Change in Nonfarm Payrolls

Change in Nonfarm Payrolls

June 2, 2017 – The Employment Situation gives the most comprehensive look at the labor market in the U.S. This report tracks new jobs, additions or subtractions from the labor force, the unemployment rate, as well as average hourly earnings and hours worked.  There are implications for consumer purchasing power, spending on goods and services, and productivity.

The Labor market had weaker gains in May of +138,000 when the consensus was +185,000. April was revised downward to 174,000 (-37,000). Some industries had healthy gains such as construction (+11,000), financial (+11,000), and professional services (+38,000); however, some declined last month such as manufacturing (-1,000), retail (-6,000), and government (-9,000).
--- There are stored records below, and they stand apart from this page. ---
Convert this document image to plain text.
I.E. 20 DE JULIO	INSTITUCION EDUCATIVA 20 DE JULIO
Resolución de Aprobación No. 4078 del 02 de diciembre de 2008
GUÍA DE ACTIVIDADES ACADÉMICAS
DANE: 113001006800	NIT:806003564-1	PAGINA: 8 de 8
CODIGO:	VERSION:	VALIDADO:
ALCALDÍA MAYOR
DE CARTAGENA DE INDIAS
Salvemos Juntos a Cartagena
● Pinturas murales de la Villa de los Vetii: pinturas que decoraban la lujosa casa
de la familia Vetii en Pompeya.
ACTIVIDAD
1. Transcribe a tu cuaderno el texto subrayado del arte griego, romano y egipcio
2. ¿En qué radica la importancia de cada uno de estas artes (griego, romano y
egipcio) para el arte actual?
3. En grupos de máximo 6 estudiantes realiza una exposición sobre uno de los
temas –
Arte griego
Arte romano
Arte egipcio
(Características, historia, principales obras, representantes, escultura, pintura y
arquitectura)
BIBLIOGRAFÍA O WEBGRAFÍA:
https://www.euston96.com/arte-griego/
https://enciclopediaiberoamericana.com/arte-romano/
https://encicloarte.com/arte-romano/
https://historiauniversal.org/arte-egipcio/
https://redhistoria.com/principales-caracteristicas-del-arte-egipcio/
Unemployment fell one tenth again to 4.3%, the lowest it has been since 2001, down 0.1% from the consensus. The participation rate dropped 0.2% to 62.7% in May. The average workweek was unchanged and in-line with the consensus of 34.4 hours. Average hourly earnings came in at expectations (+0.2%), up 2.5% year-over-year in May, but April was revised down 0.1% to a 0.2% gain.
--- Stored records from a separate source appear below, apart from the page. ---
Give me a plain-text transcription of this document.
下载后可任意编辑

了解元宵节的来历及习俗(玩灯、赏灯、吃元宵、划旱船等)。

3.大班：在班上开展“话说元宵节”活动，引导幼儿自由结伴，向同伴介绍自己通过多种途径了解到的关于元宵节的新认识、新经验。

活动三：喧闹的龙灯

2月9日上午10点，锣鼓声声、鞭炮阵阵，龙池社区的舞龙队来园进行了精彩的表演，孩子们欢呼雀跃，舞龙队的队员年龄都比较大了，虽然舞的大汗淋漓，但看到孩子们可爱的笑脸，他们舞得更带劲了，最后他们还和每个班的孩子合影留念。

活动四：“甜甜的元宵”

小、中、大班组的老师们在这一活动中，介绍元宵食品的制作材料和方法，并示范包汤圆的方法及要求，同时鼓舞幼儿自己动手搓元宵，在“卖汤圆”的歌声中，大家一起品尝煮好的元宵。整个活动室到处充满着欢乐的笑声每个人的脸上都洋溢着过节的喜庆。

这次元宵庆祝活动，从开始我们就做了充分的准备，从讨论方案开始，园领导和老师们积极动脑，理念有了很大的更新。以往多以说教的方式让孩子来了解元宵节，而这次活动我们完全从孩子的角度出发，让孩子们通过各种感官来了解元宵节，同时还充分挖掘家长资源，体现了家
The drop in unemployment is a result of the participation level decreasing due to changing demographics of baby boomers retiring and students putting off work for more schooling. Payroll was down 47,000 from expectations, but the survey was taken before many schools finished, missing students that start jobs after graduation. Payroll should have stronger growth in June. While a weaker than expected month of jobs and inflationary data may cause doubt, it will not derail the Fed plan to hike rates this month.